Hula
A couple of years ago I moved from a farmhouse in an isolated fishing village to a Casino on a beach outside Biarritz. I can see the waves from my bed, I can hear them in my sleep. So I've decided it time to learn to surf.I'm starting a little late. Most surfers agree that twelve is about the right age to learn and I'm forty four. But this isn't my first time.....
When I firsty met my husband he invited me down to his home beach in Mumbles, on the Welsh Riviera, for a surf trip. I'd seen the movies, I'd read the magazines, I'd used the washing powder. I knew what to expect. But somewhere half way down the M4 I began to sense that things weren't going according to plan. Not a palm tree in sight, and it was sleeting heavily.By the time we got to Caswell Bay, the sky was dark grey and the water looked like a windswept cappuccino. As I walked across the beach in my wetsuit, it started to snow. But somehow I still imagined that when I dove through the foam, I would emerge into a tropical paradise. I blinked twice, waiting for the Wizard of Oz moment, but nothing had changed.

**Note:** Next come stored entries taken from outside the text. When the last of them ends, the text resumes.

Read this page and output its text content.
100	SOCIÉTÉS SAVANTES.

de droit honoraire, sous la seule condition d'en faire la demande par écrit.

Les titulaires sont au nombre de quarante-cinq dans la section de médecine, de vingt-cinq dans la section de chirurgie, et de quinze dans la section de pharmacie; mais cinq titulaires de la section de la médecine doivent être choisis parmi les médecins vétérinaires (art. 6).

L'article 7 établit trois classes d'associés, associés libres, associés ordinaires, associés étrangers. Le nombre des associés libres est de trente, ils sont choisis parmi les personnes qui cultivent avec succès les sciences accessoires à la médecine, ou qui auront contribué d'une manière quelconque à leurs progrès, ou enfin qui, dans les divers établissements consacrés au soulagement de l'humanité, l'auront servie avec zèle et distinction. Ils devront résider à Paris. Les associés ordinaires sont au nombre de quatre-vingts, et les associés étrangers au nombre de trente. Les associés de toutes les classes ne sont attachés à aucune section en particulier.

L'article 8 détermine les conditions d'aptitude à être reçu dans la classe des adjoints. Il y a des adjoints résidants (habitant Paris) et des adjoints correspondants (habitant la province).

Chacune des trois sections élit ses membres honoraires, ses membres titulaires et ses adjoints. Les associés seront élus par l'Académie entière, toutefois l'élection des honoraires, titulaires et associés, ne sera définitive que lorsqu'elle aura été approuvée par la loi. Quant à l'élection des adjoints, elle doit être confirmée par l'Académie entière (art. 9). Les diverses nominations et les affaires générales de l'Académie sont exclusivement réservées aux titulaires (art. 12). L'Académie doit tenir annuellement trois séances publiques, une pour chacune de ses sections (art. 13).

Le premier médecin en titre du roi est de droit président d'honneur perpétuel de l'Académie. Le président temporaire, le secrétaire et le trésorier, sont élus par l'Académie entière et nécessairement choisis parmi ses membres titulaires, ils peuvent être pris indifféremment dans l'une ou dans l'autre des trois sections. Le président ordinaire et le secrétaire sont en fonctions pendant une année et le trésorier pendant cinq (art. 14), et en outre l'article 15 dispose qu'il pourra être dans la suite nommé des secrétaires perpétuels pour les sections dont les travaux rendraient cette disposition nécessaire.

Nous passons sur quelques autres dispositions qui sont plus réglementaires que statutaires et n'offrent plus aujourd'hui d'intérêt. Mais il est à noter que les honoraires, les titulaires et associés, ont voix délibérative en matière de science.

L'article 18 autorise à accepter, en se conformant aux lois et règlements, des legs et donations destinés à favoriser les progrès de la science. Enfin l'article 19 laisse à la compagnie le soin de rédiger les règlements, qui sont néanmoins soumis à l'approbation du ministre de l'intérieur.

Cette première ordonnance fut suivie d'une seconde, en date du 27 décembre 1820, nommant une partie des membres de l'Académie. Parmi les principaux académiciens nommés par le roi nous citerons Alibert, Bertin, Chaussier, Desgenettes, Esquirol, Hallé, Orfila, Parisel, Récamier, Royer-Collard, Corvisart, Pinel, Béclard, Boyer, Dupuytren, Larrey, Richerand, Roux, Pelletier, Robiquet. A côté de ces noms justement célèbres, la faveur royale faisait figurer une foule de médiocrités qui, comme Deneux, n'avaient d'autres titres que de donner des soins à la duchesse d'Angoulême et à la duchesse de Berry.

"Follow me outside," Nick shouted. Which was weird, as I was sure I was outside already. After all it was snowing. But "outside" for a surfer is the place where waves break in perfect tubes of sparkling tourquoise water. Or, in this case, the place where mountains of brown foam come crashing over your head in a nightmarish way. I took one look at "outside" and decided that I didn't like it. I let the first wave sluice me onto the beach and ran back to the car, where we'd left a bottle of whisky for emergencies. I thought this counted.
I spent the next ten years sitting on deserted weather scoured beaches on the West coast of Ireland, breast feeding my children, digging for cockles and collecting seaweed off the rocks, more earth mother than beach bunny. But now I'm living in a place where even dogs and babies surf.So one night in a bar in San Sebastian, round about the fourth bottle of Rioja, I swap a painting for a surfboard with my friend Phil Grace.
It's now or never, I think. The time has come to dust off my grass skirt, and learn to hula dance before it's too late.